Ryan Merheby: No, the process of provenance check is a deterrent. The identification happens in parallel and therefore does not delay the transplantation. The process requires a change in regulations banning harvesting or transplantation of organs unless a DNA swab is passed on cadaver and on received organs and sent to forensic labs for uploading to Dhonor blockchain. The identification takes exactly 5 seconds. As for the smart allocation system, it assists the doctors and health authorities to instantly check if the deceased person is a registered donor and allocate the organs after reviewing the AI recommendations. In that regard, it hastens the process of transplantation.

What is the story behind the foundation of Dhonor?

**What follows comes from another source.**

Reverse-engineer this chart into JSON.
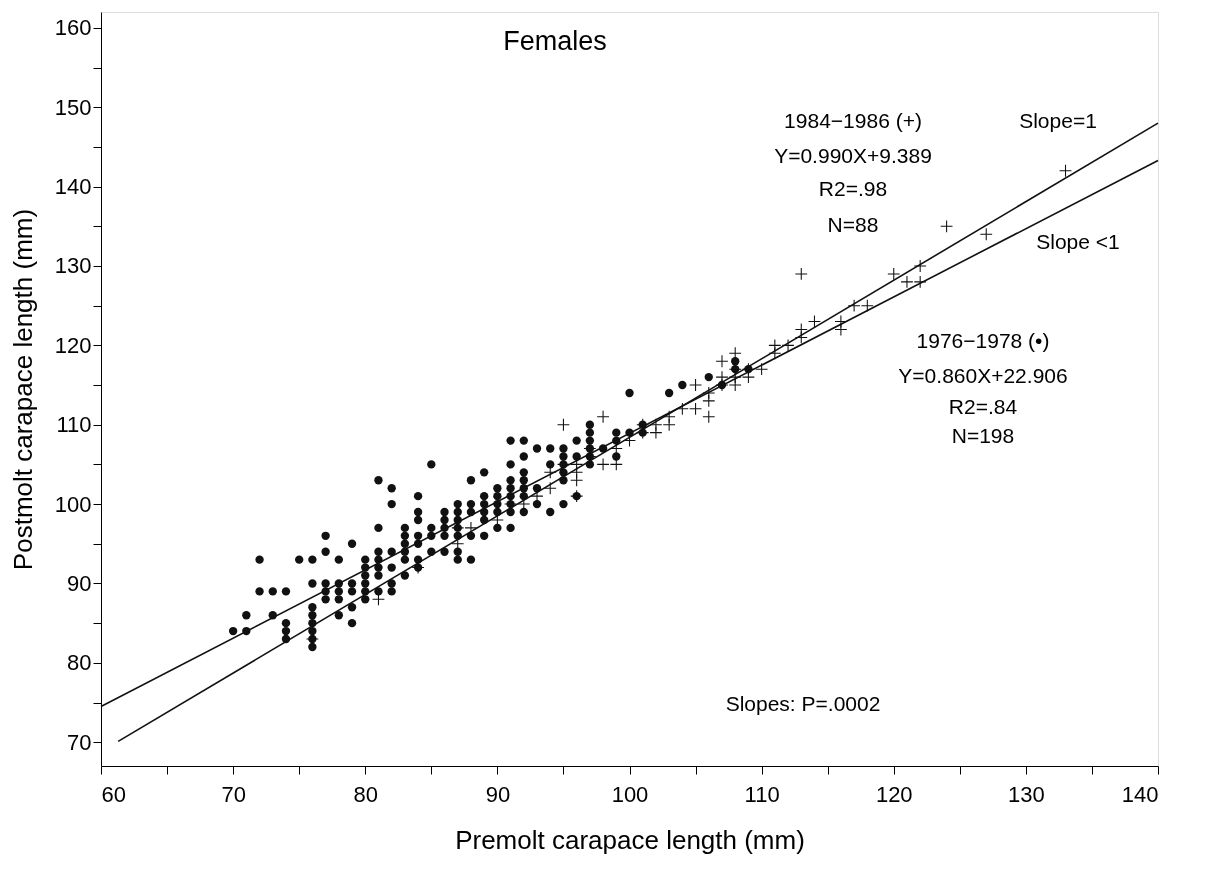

Ryan Merheby: The conception of Dhonor began when I was 14 years old. I was participating at an AI hackathon in the UAE where I presented my concept of a smart organ waitlist and allocation system. At that time, I didn’t plan to start a business, but among the panel judges was the Chief Innovation Officer of the Ministry of Health and Prevention who said the UAE would benefit from such a solution. We were awarded a contract to develop the national waitlist and national donor registry. Up to now, 2800 potential donors and 59 patients in need of organs have signed up, and six hospitals in the UAE are already connected to Hayat solution. Currently, we are working to expand the deployment of our system to neighboring GCC countries and to connect transplantation hospitals there with our service. Additionally, we are planning to release our allocation and provenance tools along with the Ministry of Health and Prevention in the UAE at Arab Health 2021.

Ryan and Team @Artificial Intelligence Week Middle East 2019

How can Dhonor expand to the rest of the world?

Ryan Merheby: The Ministry of Health and Prevention is aiding us in our current expansion into the rest of the Gulf countries and into Northern African regions. These regions are our main goal now because we already have the necessary support, funding, and infrastructure. But we are also interested in bringing our solution to other African, Asian, or European countries. The further we expand, the more people we can help.

What are you hoping to achieve by being part of our Digital Hub?

Ryan Merheby: Being part of this network is very beneficial to us because it puts us on a stage and helps us get into the public. The more people are aware of the problems around organ donations, the more likely we are to establish efficient solutions worldwide. Being part of 5-HT will hopefully help us to get into contact with experts in organ donation to further improve our solution. We are also hoping to build connections with organizations that we could collaborate with, or with people who would like to support our vision. This will help us to ensure that we give the best service to people in need of organs worldwide.